Some Supreme Court experts predict the Court will take this opportunity to overturn Chevron. The Court has not mentioned Chevron in many years, and the current Court does not shy away from making bold moves. If overturned, it is unclear what happens to the scores of lower court decisions based on Chevron over the last four decades. In the banking sector, Smiley v. CitiBank is a significant decision about the meaning of interest for purposes of interest rate exportation powers for national banks. The Court deferred to the OCC interpretation to include late charges. Branch Banking & Trust v. FDIC is a case involving deposit insurance premiums, Bank of America v. FDIC involves insurance rates etc. Will today’s courts feel bound by prior decisions which rested primarily on Chevron?

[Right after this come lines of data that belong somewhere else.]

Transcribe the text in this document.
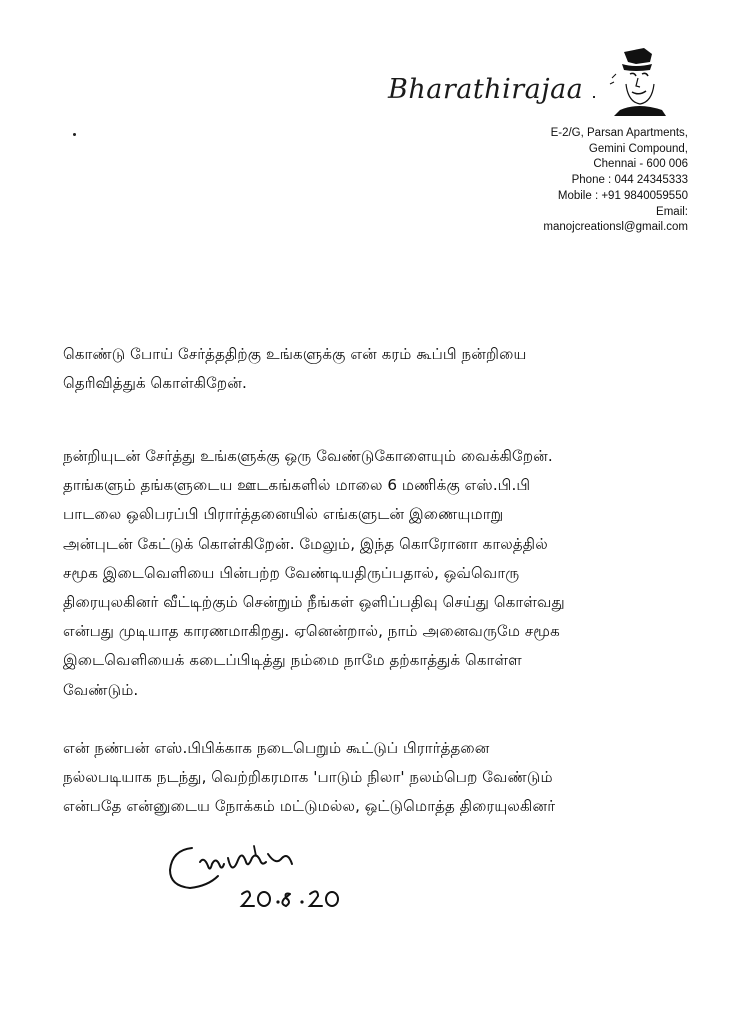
Bharathirajaa
E-2/G, Parsan Apartments,
Gemini Compound,
Chennai - 600 006
Phone : 044 24345333
Mobile : +91 9840059550
Email:
manojcreationsl@gmail.com
கொண்டு போய் சேர்த்ததிற்கு உங்களுக்கு என் கரம் கூப்பி நன்றியை
தெரிவித்துக் கொள்கிறேன்.
நன்றியுடன் சேர்த்து உங்களுக்கு ஒரு வேண்டுகோளையும் வைக்கிறேன்.
தாங்களும் தங்களுடைய ஊடகங்களில் மாலை 6 மணிக்கு எஸ்.பி.பி
பாடலை ஒலிபரப்பி பிரார்த்தனையில் எங்களுடன் இணையுமாறு
அன்புடன் கேட்டுக் கொள்கிறேன். மேலும், இந்த கொரோனா காலத்தில்
சமூக இடைவெளியை பின்பற்ற வேண்டியதிருப்பதால், ஒவ்வொரு
திரையுலகினர் வீட்டிற்கும் சென்றும் நீங்கள் ஒளிப்பதிவு செய்து கொள்வது
என்பது முடியாத காரணமாகிறது. ஏனென்றால், நாம் அனைவருமே சமூக
இடைவெளியைக் கடைப்பிடித்து நம்மை நாமே தற்காத்துக் கொள்ள
வேண்டும்.
என் நண்பன் எஸ்.பிபிக்காக நடைபெறும் கூட்டுப் பிரார்த்தனை
நல்லபடியாக நடந்து, வெற்றிகரமாக 'பாடும் நிலா' நலம்பெற வேண்டும்
என்பதே என்னுடைய நோக்கம் மட்டுமல்ல, ஒட்டுமொத்த திரையுலகினர்
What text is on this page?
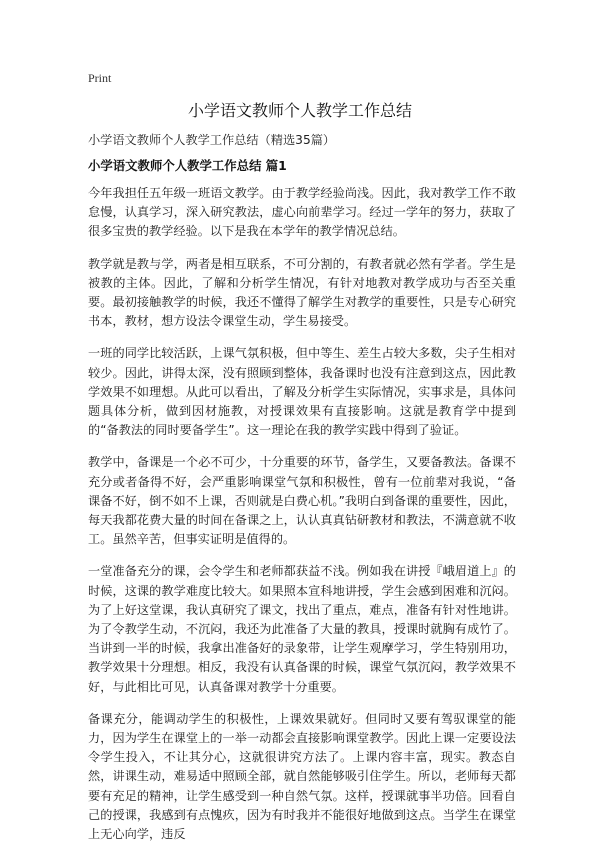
Print
小学语文教师个人教学工作总结
小学语文教师个人教学工作总结（精选35篇）
小学语文教师个人教学工作总结 篇1

今年我担任五年级一班语文教学。由于教学经验尚浅。因此，我对教学工作不敢怠慢，认真学习，深入研究教法，虚心向前辈学习。经过一学年的努力，获取了很多宝贵的教学经验。以下是我在本学年的教学情况总结。

教学就是教与学，两者是相互联系，不可分割的，有教者就必然有学者。学生是被教的主体。因此，了解和分析学生情况，有针对地教对教学成功与否至关重要。最初接触教学的时候，我还不懂得了解学生对教学的重要性，只是专心研究书本，教材，想方设法令课堂生动，学生易接受。

一班的同学比较活跃，上课气氛积极，但中等生、差生占较大多数，尖子生相对较少。因此，讲得太深，没有照顾到整体，我备课时也没有注意到这点，因此教学效果不如理想。从此可以看出，了解及分析学生实际情况，实事求是，具体问题具体分析，做到因材施教，对授课效果有直接影响。这就是教育学中提到的“备教法的同时要备学生”。这一理论在我的教学实践中得到了验证。

教学中，备课是一个必不可少，十分重要的环节，备学生，又要备教法。备课不充分或者备得不好，会严重影响课堂气氛和积极性，曾有一位前辈对我说，“备课备不好，倒不如不上课，否则就是白费心机。”我明白到备课的重要性，因此，每天我都花费大量的时间在备课之上，认认真真钻研教材和教法，不满意就不收工。虽然辛苦，但事实证明是值得的。

一堂准备充分的课，会令学生和老师都获益不浅。例如我在讲授『峨眉道上』的时候，这课的教学难度比较大。如果照本宣科地讲授，学生会感到困难和沉闷。为了上好这堂课，我认真研究了课文，找出了重点，难点，准备有针对性地讲。为了令教学生动，不沉闷，我还为此准备了大量的教具，授课时就胸有成竹了。当讲到一半的时候，我拿出准备好的录象带，让学生观摩学习，学生特别用功，教学效果十分理想。相反，我没有认真备课的时候，课堂气氛沉闷，教学效果不好，与此相比可见，认真备课对教学十分重要。

备课充分，能调动学生的积极性，上课效果就好。但同时又要有驾驭课堂的能力，因为学生在课堂上的一举一动都会直接影响课堂教学。因此上课一定要设法令学生投入，不让其分心，这就很讲究方法了。上课内容丰富，现实。教态自然，讲课生动，难易适中照顾全部，就自然能够吸引住学生。所以，老师每天都要有充足的精神，让学生感受到一种自然气氛。这样，授课就事半功倍。回看自己的授课，我感到有点愧疚，因为有时我并不能很好地做到这点。当学生在课堂上无心向学，违反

One thing is certain. Uncertainty is bad for business. If all the work agencies do to provide guidance and fill gaps has no weight and can be disregarded – or not – at random by various courts, the industry will wind up with a host of differing and conflicting interpretations. This is costly for companies and consumers. Accordingly, if the Court overturns or materially limits Chevron deference, Congress may try to mitigate uncertainty by legislating that federal agencies’ interpretations of statutes they are charged with enforcing are to be given deference by courts.

There are other cases in the pipeline which may also give the Court a chance to overturn or limit Chevron deference, if it chooses not to do so in Loperbright.